Statistical Analysis Reveals Natural RNA Patterns
By examining the distribution of nucleotides, the researchers determined the optimal sampling strategy for natural RNA production. Ray searching strikes a better balance between quality and variety than greedy searching. However, random sampling best matches the frequency distribution of real RNA 3-mers and provides the most natural output. This defines the desired GenRNA decoding settings.
Assessing Structural Stability and Novelty
Evaluations of GenerRNA focused on:
- Minimum free energy (MFE) of structures as stability metric
- Novelty by homology search against known databases
The MFE distribution of the generated sequence shows significant stability at lower energy than the recombination control over length.
Homology analysis showed that 25% of the alignments with known RNAs were non-significant. Most of the aligned subsequences are still not identical, showing novelty.
Fine-Tuning Enables Targeted Protein Binding
By fine-tuning the binding of RNA to specific proteins, GenerRNA can generate high-affinity sequences. In the target in silico binding fraction, the protein exceeded the background and was close to true positive. Homology searches confirmed that the majority of associated RNAs were novel, with less than 4% identical to known examples. This demonstrates tailored optimization and creative generation.

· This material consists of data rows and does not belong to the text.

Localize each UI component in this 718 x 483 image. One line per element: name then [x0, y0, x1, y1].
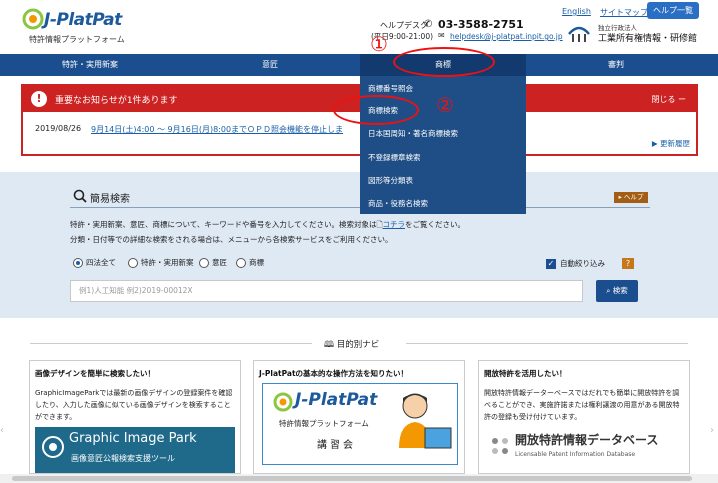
radio-label: 商標 [249, 258, 264, 267]
auto-narrow-help-icon[interactable]: ? [622, 258, 634, 269]
nav-patent[interactable]: 特許・実用新案 [0, 54, 180, 76]
banner-brand: J-PlatPat [295, 390, 378, 410]
card-text: GraphicImageParkでは最新の画像デザインの登録案件を確認したり、入… [35, 389, 233, 421]
banner-course-label: 講習会 [317, 440, 356, 451]
search-button-label: 検索 [612, 286, 628, 295]
help-label: ヘルプ [623, 193, 644, 201]
update-history-link[interactable]: ▶ 更新履歴 [652, 138, 690, 149]
phone-icon: ✆ [424, 19, 433, 30]
phone-number: 03-3588-2751 [438, 18, 524, 31]
carousel-next-icon[interactable]: › [710, 425, 718, 441]
alert-icon: ! [31, 91, 47, 107]
card-text: 開放特許情報データーベースではだれでも簡単に開放特許を調べることができ、実施許諾… [484, 389, 680, 421]
banner-subtitle: 特許情報プラットフォーム [279, 419, 369, 428]
search-title: 簡易検索 [90, 194, 130, 205]
simple-search-panel: 簡易検索 ▸ ヘルプ 特許・実用新案、意匠、商標について、キーワードや番号を入力… [0, 172, 718, 318]
play-icon: ▸ [618, 193, 622, 201]
notice-title: 重要なお知らせが1件あります [55, 96, 178, 106]
card-title: J-PlatPatの基本的な操作方法を知りたい！ [259, 369, 409, 378]
help-list-button[interactable]: ヘルプ一覧 [647, 2, 699, 19]
help-desk-email-link[interactable]: helpdesk@j-platpat.inpit.go.jp [450, 32, 563, 41]
card-title: 画像デザインを簡単に検索したい！ [35, 369, 155, 378]
card-jplatpat-course[interactable]: J-PlatPatの基本的な操作方法を知りたい！ J-PlatPat 特許情報プ… [253, 360, 465, 474]
annotation-marker-2: ② [436, 93, 454, 117]
search-target-link[interactable]: コチラ [382, 220, 405, 229]
purpose-divider-left [30, 343, 312, 344]
inpit-logo-icon[interactable] [567, 20, 591, 44]
mail-icon: ✉ [438, 31, 445, 40]
radio-label: 特許・実用新案 [141, 258, 194, 267]
search-icon: ⌕ [606, 286, 611, 295]
open-patent-logo-icon [492, 438, 508, 454]
search-button[interactable]: ⌕ 検索 [596, 280, 638, 302]
main-nav: 特許・実用新案 意匠 商標 審判 [0, 54, 718, 76]
jplatpat-logo[interactable]: J-PlatPat 特許情報プラットフォーム [22, 8, 132, 48]
annotation-ellipse-1 [393, 47, 495, 77]
banner-subtitle: Licensable Patent Information Database [515, 451, 636, 458]
search-description-1: 特許・実用新案、意匠、商標について、キーワードや番号を入力してください。検索対象… [70, 219, 465, 232]
radio-design[interactable]: 意匠 [199, 257, 227, 268]
scrollbar-thumb[interactable] [12, 476, 692, 481]
logo-subtitle: 特許情報プラットフォーム [29, 35, 125, 44]
english-link[interactable]: English [562, 7, 591, 16]
auto-narrow-checkbox[interactable]: ✓ 自動絞り込み [546, 258, 605, 269]
purpose-nav-title: 🕮 目的別ナビ [324, 338, 379, 353]
update-history-label: 更新履歴 [660, 139, 690, 148]
radio-label: 意匠 [212, 258, 227, 267]
notice-close-button[interactable]: 閉じる ー [651, 94, 686, 105]
radio-dot[interactable] [73, 257, 83, 268]
annotation-ellipse-2 [333, 95, 419, 125]
search-help-button[interactable]: ▸ ヘルプ [614, 192, 648, 203]
menu-trademark-number-lookup[interactable]: 商標番号照会 [368, 83, 413, 94]
banner-title: 開放特許情報データベース [515, 433, 659, 447]
notice-date: 2019/08/26 [35, 124, 82, 133]
org-name: 工業所有権情報・研修館 [598, 34, 698, 44]
menu-figure-classification[interactable]: 図形等分類表 [368, 175, 413, 186]
sitemap-link[interactable]: サイトマップ [600, 7, 648, 18]
nav-appeal[interactable]: 審判 [526, 54, 706, 76]
banner-subtitle: 画像意匠公報検索支援ツール [71, 454, 175, 463]
carousel-prev-icon[interactable]: ‹ [0, 425, 8, 441]
search-icon [73, 189, 87, 203]
auto-narrow-label: 自動絞り込み [560, 259, 605, 268]
menu-unregistered-mark-search[interactable]: 不登録標章検索 [368, 152, 421, 163]
desc1-text: 特許・実用新案、意匠、商標について、キーワードや番号を入力してください。検索対象… [70, 220, 377, 229]
nav-design[interactable]: 意匠 [180, 54, 360, 76]
radio-label: 四法全て [86, 258, 116, 267]
annotation-marker-1: ① [370, 32, 388, 56]
help-desk-label: ヘルプデスク [380, 21, 428, 30]
checkmark-icon[interactable]: ✓ [546, 258, 556, 269]
book-icon: 🕮 [324, 340, 335, 350]
radio-dot[interactable] [128, 257, 138, 268]
radio-patent[interactable]: 特許・実用新案 [128, 257, 194, 268]
card-open-patent[interactable]: 開放特許を活用したい！ 開放特許情報データーベースではだれでも簡単に開放特許を調… [478, 360, 690, 474]
header: J-PlatPat 特許情報プラットフォーム ヘルプデスク ✆ 03-3588-… [0, 0, 718, 54]
radio-dot[interactable] [199, 257, 209, 268]
instructor-illustration-icon [399, 393, 452, 449]
logo-mark-icon [22, 8, 44, 30]
notice-link[interactable]: 9月14日(土)4:00 ～ 9月16日(月)8:00までＯＰＤ照会機能を停止し… [91, 124, 343, 135]
card-graphic-image-park[interactable]: 画像デザインを簡単に検索したい！ GraphicImageParkでは最新の画像… [29, 360, 241, 474]
logo-mark-icon [273, 392, 293, 412]
logo-brand: J-PlatPat [44, 10, 122, 30]
search-input[interactable]: 例1)人工知能 例2)2019-00012X [70, 280, 583, 302]
desc1-suffix: をご覧ください。 [404, 220, 465, 229]
gip-logo-icon [42, 436, 64, 458]
card-title: 開放特許を活用したい！ [484, 369, 567, 378]
menu-goods-services-search[interactable]: 商品・役務名検索 [368, 198, 428, 209]
radio-trademark[interactable]: 商標 [236, 257, 264, 268]
radio-dot[interactable] [236, 257, 246, 268]
banner-title: Graphic Image Park [69, 431, 197, 446]
menu-well-known-trademark-search[interactable]: 日本国周知・著名商標検索 [368, 128, 458, 139]
radio-all-four[interactable]: 四法全て [73, 257, 116, 268]
arrow-circle-icon: ▶ [651, 139, 658, 148]
search-description-2: 分類・日付等での詳細な検索をされる場合は、メニューから各検索サービスをご利用くだ… [70, 235, 393, 244]
purpose-divider-right [406, 343, 688, 344]
open-patent-banner[interactable]: 開放特許情報データベース Licensable Patent Informati… [485, 427, 685, 473]
graphic-image-park-banner[interactable]: Graphic Image Park 画像意匠公報検索支援ツール [35, 427, 235, 473]
purpose-title-text: 目的別ナビ [336, 340, 380, 350]
horizontal-scrollbar[interactable] [0, 474, 718, 483]
course-banner[interactable]: J-PlatPat 特許情報プラットフォーム 講習会 [262, 383, 458, 465]
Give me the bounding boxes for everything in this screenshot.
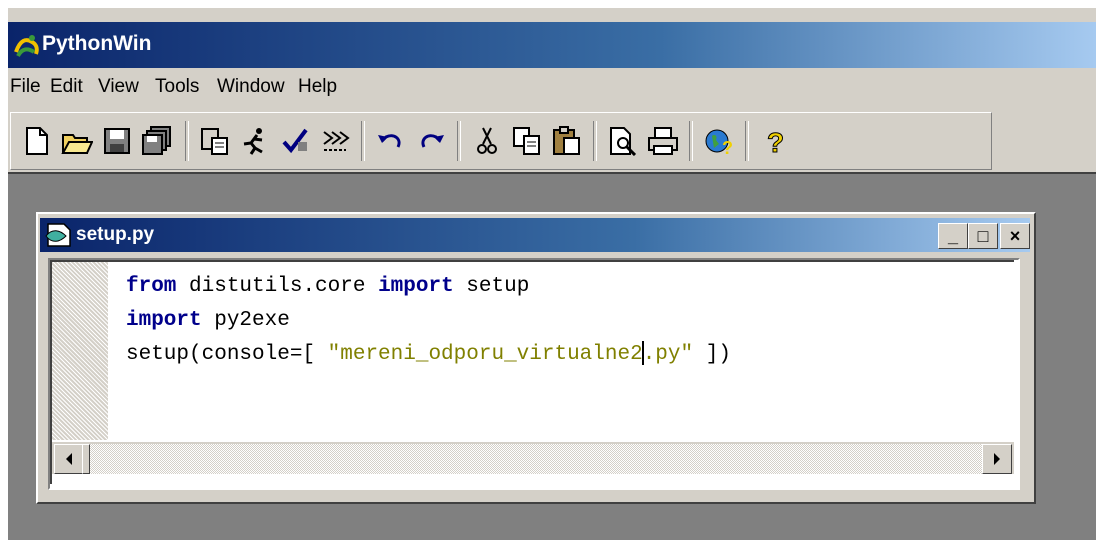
svg-text:?: ? [722, 138, 733, 156]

Pre-training Drives Performance Gains
Ablation studies, minus the prior training, provide less novelty and simply repeat the training material. This highlights the important role that pre-training plays in learning a wide range of RNA functions for creative refinement.
Conclusion
GenerRNA pioneered large-scale language model RNA generation by learning complex patterns of RNA “vocabularies and grammars” from massive datasets. This is a major breakthrough in the use of artificial intelligence for versatile, automated RNA design. The refinement promises to accelerate the development of RNA therapeutics and technologies.
Continued large-scale investigation of GenerRNA function will further illuminate the potential of data-driven generative models in RNA biotechnology. By capturing sequence and structural relationships, GenerRNA provides a flexible new way to expand RNA applications.
Article source: Reference Paper | GenerRNA is freely available on: GitHub
Important Note: bioRxiv releases preprints that have not yet undergone peer review. As a result, it is important to note that these papers should not be considered conclusive evidence, nor should they be used to direct clinical practice or influence health-related behavior. It is also important to understand that the information presented in these papers is not yet considered established or confirmed.
Follow Us!
Learn More:
Dr. Tamanna Anwar is a Scientist and Co-founder of the Centre of Bioinformatics Research and Technology (CBIRT). She is a passionate bioinformatics scientist and a visionary entrepreneur. Dr. Tamanna has worked as a Young Scientist at Jawaharlal Nehru University, New Delhi. She has also worked as a Postdoctoral Fellow at the University of Saskatchewan, Canada. She has several scientific research publications in high-impact research journals. Her latest endeavor is the development of a platform that acts as a one-stop solution for all bioinformatics related information as well as developing a bioinformatics news portal to report cutting-edge bioinformatics breakthroughs.